Lockdown 3 - Photography day 1: flint


Another wet day here so an inside more uplifting photo. 

Living on land that we know was inhabited from Anglo Saxon times and probably earlier makes digging the garden more fun. The village has benefitted from a quite extensive archeological study over several years. My normal digging doesn’t go that deep, although some of the invasive nettle roots do! We are on clay with lots of chalk and flint. One of my most interesting finds form Lockdown 1 digging was this hand sized piece of flint. 



Discussing it with the eldest grandson we thought it might be ‘an apprentice piece’ for an axe. The edges look as if they have been worked. 



We discussed whether it was made by a young flint maker, just a teenager - like my  grandson.

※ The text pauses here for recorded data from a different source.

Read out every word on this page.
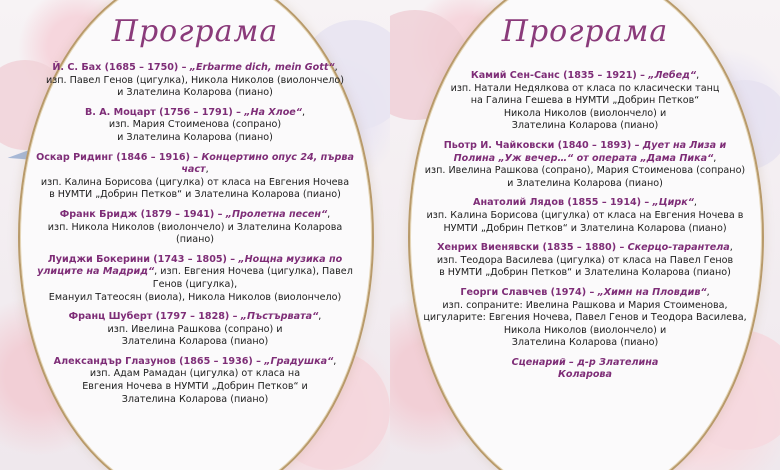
Програма
Й. С. Бах (1685 – 1750) – „Erbarme dich, mein Gott“,
изп. Павел Генов (цигулка), Никола Николов (виолончело)
и Злателина Коларова (пиано)
В. А. Моцарт (1756 – 1791) – „На Хлое“,
изп. Мария Стоименова (сопрано)
и Злателина Коларова (пиано)
Оскар Ридинг (1846 – 1916) – Концертино опус 24, първа част,
изп. Калина Борисова (цигулка) от класа на Евгения Ночева
в НУМТИ „Добрин Петков“ и Злателина Коларова (пиано)
Франк Бридж (1879 – 1941) – „Пролетна песен“,
изп. Никола Николов (виолончело) и Злателина Коларова (пиано)
Луиджи Бокерини (1743 – 1805) – „Нощна музика по улиците на Мадрид“, изп. Евгения Ночева (цигулка), Павел Генов (цигулка),
Емануил Татеосян (виола), Никола Николов (виолончело)
Франц Шуберт (1797 – 1828) – „Пъстървата“,
изп. Ивелина Рашкова (сопрано) и
Злателина Коларова (пиано)
Александър Глазунов (1865 – 1936) – „Градушка“,
изп. Адам Рамадан (цигулка) от класа на
Евгения Ночева в НУМТИ „Добрин Петков“ и
Злателина Коларова (пиано)
Програма
Камий Сен-Санс (1835 – 1921) – „Лебед“,
изп. Натали Недялкова от класа по класически танц
на Галина Гешева в НУМТИ „Добрин Петков“
Никола Николов (виолончело) и
Злателина Коларова (пиано)
Пьотр И. Чайковски (1840 – 1893) – Дует на Лиза и Полина „Уж вечер…“ от операта „Дама Пика“,
изп. Ивелина Рашкова (сопрано), Мария Стоименова (сопрано)
и Злателина Коларова (пиано)
Анатолий Лядов (1855 – 1914) – „Цирк“,
изп. Калина Борисова (цигулка) от класа на Евгения Ночева в
НУМТИ „Добрин Петков“ и Злателина Коларова (пиано)
Хенрих Виенявски (1835 – 1880) – Скерцо-тарантела,
изп. Теодора Василева (цигулка) от класа на Павел Генов
в НУМТИ „Добрин Петков“ и Злателина Коларова (пиано)
Георги Славчев (1974) – „Химн на Пловдив“,
изп. сопраните: Ивелина Рашкова и Мария Стоименова,
цигуларите: Евгения Ночева, Павел Генов и Теодора Василева,
Никола Николов (виолончело) и
Злателина Коларова (пиано)
Сценарий – д-р Злателина
Коларова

Thoughts came on to safety. The grandson has done a bit of flint napping wearing safety glasses. Was it done with the eyes closed when this flint was made we wondered? 

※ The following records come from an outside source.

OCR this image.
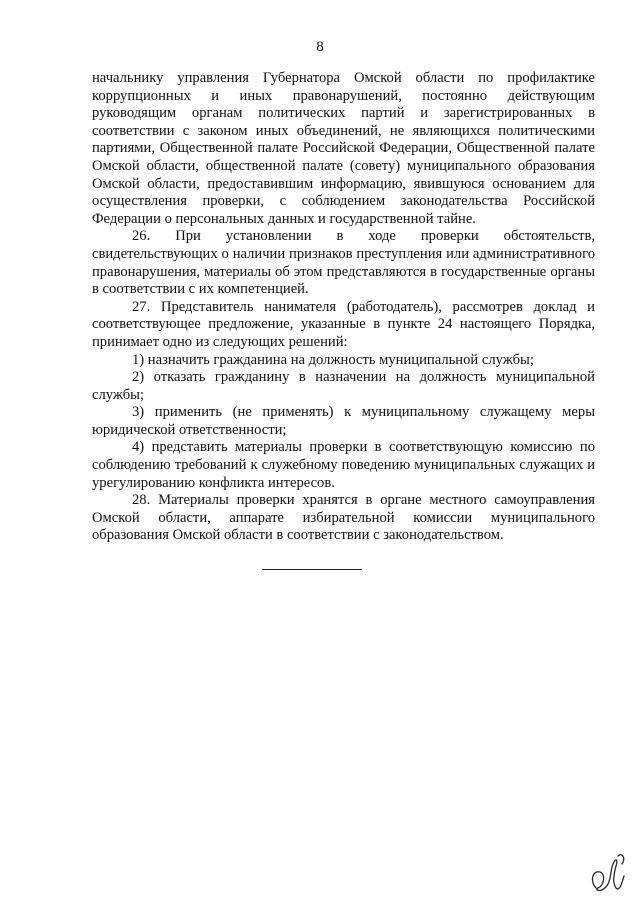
8

начальнику управления Губернатора Омской области по профилактике коррупционных и иных правонарушений, постоянно действующим руководящим органам политических партий и зарегистрированных в соответствии с законом иных объединений, не являющихся политическими партиями, Общественной палате Российской Федерации, Общественной палате Омской области, общественной палате (совету) муниципального образования Омской области, предоставившим информацию, явившуюся основанием для осуществления проверки, с соблюдением законодательства Российской Федерации о персональных данных и государственной тайне.

26. При установлении в ходе проверки обстоятельств, свидетельствующих о наличии признаков преступления или административного правонарушения, материалы об этом представляются в государственные органы в соответствии с их компетенцией.

27. Представитель нанимателя (работодатель), рассмотрев доклад и соответствующее предложение, указанные в пункте 24 настоящего Порядка, принимает одно из следующих решений:

1) назначить гражданина на должность муниципальной службы;

2) отказать гражданину в назначении на должность муниципальной службы;

3) применить (не применять) к муниципальному служащему меры юридической ответственности;

4) представить материалы проверки в соответствующую комиссию по соблюдению требований к служебному поведению муниципальных служащих и урегулированию конфликта интересов.

28. Материалы проверки хранятся в органе местного самоуправления Омской области, аппарате избирательной комиссии муниципального образования Омской области в соответствии с законодательством.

The Brecks, a very special area in  the west of Norfolk/Suffolk are well known for Grimes Graves, the only Neolithic Flint Mines open to visitors in Britain. (English Heritage site). On arrival at what is also a Site of Special Scientific Interest due to being a habitat for rare flora  and fauna, one sees a lunar like landscape of over 400 pits. One can imagine it being like that 5000 years  ago when the flint was first mined there. One shaft is open so you can descend 30 ft down a vertical ladder (if you are over 10 and are wearing sensible shoes and are not too scared by this!) Once down you can see the jet black flint and tunnels the early miners crawled through. Believe me the climbing up is easier, if you don’t look down! It is so special, that it ought to be on everyone’s bucket list. But perhaps I am biased, it was  one of a very few school visits I was taken on in my first year at Grammar School in Thetford and I was terrified. The ladder is better now I am told. 

 

Hearing an expert talk about flint I hadn’t ever thought about the fact that flints became throwaway items in those days. Once blunt you just made another! Flint can be incredibly sharp. 


If you decide to visit the Brecks sometime, do look up other places to experience flint before the visit. Both Brandon and Thetford  Museums have displays and Brandon has its own flint mines. Brandon being the centre of  the flintlock industry for over a century.